Subject: Pure Action With Zero Doubt

by Kat O'Neill Artist Profile in Hamptons.com

I am so honored to be in this months edition of Hamptons.com

Many thanks to Kat and Andrea The White Room Gallery Bridgehampton NY

Pure Action With Zero Doubt

by Kat O'Neill

in ArtsFeatured

 

Home  Arts

Exhibit title: YIN YANG


A way to approach life as well as art.   At least that’s how abstract artist Edward Lentsch, whose works are in hundreds of public and private collections worldwide, including those of William Shatner and Kelly Ripa, chooses to navigate his journey.  He has worked with iconic designers Holly Hunt, Loree Rodkin, Faye Resnick, Terence Disdale, and “Forbes Designated Architect to the Stars,” Ardie Tavangarian and if you thought you saw his art featured in the Grammy Award Winning music video by Enrique Iglesias, “I Like It,” you would be right.  Lentsch is represented exclusively in the Hamptons by The White Room Gallery and is featured in their current exhibit YIN YANG. YIN being figurative.  YANG abstract. 

 

Lentsch is truly a renaissance man in how he incorporates such a variety of muses to bring the viewer into his creations. His passion for painting is intertwined with a passion for science, logic, literature, mathematics, mysticism and mastery. 

 

Let’s start with the titles. You will never see a piece of his untitled or numbered. His titles are part of the art. There are the Latin maxims. “Credula est spes Improba.” He that lives on hope dances without music.  “Semper ad Meliora.” Always for the better. “Auribus teneo lupum.” Holding a wolf by its ears. Not sure how to interpret that one – maybe safe to say that in troubled times let’s hope your grip holds. 

 

Onto mathematics with “The Riemann Hypothesis” which is the conjecture that the Riemann zeta function has its zeros only at the negative even integers and complex numbers with real part 1/2. Many consider it to be the most important unsolved problem in pure mathematics. Personally, I would never title a piece that because I might then have to explain that. 

 

For literature, we have “The Metamorphoses of Ovid” – deciphering history from the creation of the world through the death of Julius Caesar as a series of transformations.

 

For science, we have “Galileo’s Pendulum” inspired by The Law of the Pendulum which concluded that no matter how big or small the swings, the time it took for each swing to complete was exactly the same. 

 

And then a temporary departure from the erudite to a simple “Kind Of Blue” series dedicated to the inimitable Miles Davis.
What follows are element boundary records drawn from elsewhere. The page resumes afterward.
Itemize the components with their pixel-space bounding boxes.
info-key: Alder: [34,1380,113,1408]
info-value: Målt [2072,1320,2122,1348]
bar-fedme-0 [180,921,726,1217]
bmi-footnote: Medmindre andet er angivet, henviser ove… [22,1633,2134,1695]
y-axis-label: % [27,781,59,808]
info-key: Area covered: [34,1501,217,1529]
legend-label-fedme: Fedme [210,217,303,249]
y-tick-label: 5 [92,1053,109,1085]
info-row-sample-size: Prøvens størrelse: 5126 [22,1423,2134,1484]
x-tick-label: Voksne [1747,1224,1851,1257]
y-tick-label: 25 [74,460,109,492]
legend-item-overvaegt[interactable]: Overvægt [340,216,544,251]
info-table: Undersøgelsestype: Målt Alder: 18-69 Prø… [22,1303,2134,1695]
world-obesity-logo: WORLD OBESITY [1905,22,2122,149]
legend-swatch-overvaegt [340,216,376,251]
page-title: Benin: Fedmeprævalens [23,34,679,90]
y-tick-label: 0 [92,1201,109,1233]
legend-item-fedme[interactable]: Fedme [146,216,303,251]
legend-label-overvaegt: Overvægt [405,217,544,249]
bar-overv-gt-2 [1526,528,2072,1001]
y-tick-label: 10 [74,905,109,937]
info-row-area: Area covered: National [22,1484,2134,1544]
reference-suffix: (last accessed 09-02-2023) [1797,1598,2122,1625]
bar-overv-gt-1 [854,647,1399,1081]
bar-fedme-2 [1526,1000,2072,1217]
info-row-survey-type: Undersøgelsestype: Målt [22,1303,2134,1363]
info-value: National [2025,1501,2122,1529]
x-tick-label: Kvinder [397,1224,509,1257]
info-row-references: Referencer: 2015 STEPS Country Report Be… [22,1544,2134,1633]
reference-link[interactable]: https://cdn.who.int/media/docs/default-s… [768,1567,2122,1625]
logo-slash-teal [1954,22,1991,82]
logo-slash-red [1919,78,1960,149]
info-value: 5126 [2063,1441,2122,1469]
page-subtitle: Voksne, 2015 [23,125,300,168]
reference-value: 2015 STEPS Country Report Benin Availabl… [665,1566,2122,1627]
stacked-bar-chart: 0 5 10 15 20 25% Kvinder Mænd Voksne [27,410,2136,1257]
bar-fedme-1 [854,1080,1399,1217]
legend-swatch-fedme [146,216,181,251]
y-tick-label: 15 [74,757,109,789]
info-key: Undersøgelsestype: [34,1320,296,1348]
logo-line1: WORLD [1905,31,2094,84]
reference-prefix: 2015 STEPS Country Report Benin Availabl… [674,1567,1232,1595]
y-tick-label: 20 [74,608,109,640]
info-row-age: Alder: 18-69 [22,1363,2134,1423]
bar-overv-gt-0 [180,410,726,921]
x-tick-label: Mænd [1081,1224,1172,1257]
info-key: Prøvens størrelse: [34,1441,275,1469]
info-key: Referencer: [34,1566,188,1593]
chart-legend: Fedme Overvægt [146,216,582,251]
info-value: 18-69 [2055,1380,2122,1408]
And to whimsy with “The Industrious Hummingbird.”

 

The titles are really just a springboard into the mind and intent of the artist as well as to the layers of his process. Here is what London art critic Anna Wallace-Thompson had to say about Lentsch.

 

“Edward works across a variety of media to create an ‘energy of intention’, in which textures, compositions and colours (or their absence) are combined. At first glance, his abstract canvases bring to mind the earthen tones of Kiefer, or the scratched surfaces of Tàpies. Lentsch, however, draws from a broader art historical canon, and painting becomes an extension of the life force around him, a transformative experience through which he can mediate a pure experiential moment. Flowing from a nonverbal intuitive state of creative expression, Lentsch bridges a complex visual language in which colours and textures are lifted from the natural world. On canvas, they are refracted and tessellated, at times put through the process of entropy, which allows for them to be transformed and transmuted.

 

Edward attacks the canvas starting with a mastic and polymer foundation, followed by stone powders and dry pigments and while the canvas is still wet, he uses trowels and sticks to create visual interventions.  Each piece takes on qualities of the organic, such as sandstone or granite, using an intricate network of flecks and dots of pigment to proliferate the densely worked surface. He uses the force of the paint as it is applied to the canvas as a sensory way to connect with the energy of the life force around him. Countless hours are spent perfecting each work before sealed with a varnish that makes the light interact with the vision even more.”

 

As comprehensive as that review was what it does not touch upon is that Edward’s artistry extends well beyond the canvas. The Artist Giving Pledge Movement, created by Lentsch, worked with moguls, visionaries, and philanthropists to create arts-driven philanthropy around the world, specifically funding humanitarian response organizations. After first meeting William Shatner with his legendary Hollywood Charity Horseshow and then Giving Back Fund’s Founder and CEO Marc Pollick and subsequently Donna Karan, who introduced him to her Urban Zen Foundation, the new brand of “artist” for the 21st Century was defined.  

 

“I am the master of my fate, I am the captain of my soul.”  The last line of one of Edward’s favorite poems, “Invictus” by the renowned British poet William Ernest Henley.  Another source of inspiration or a kindred spirit?  Sometimes you see the artist, sometimes the man, and sometimes both.  

 

Perhaps best to close with one last title, “Carpe Noctem.” Because Edward wanted to explore the darkness? Maybe. Or maybe because Carpe Diem would have been too damn easy.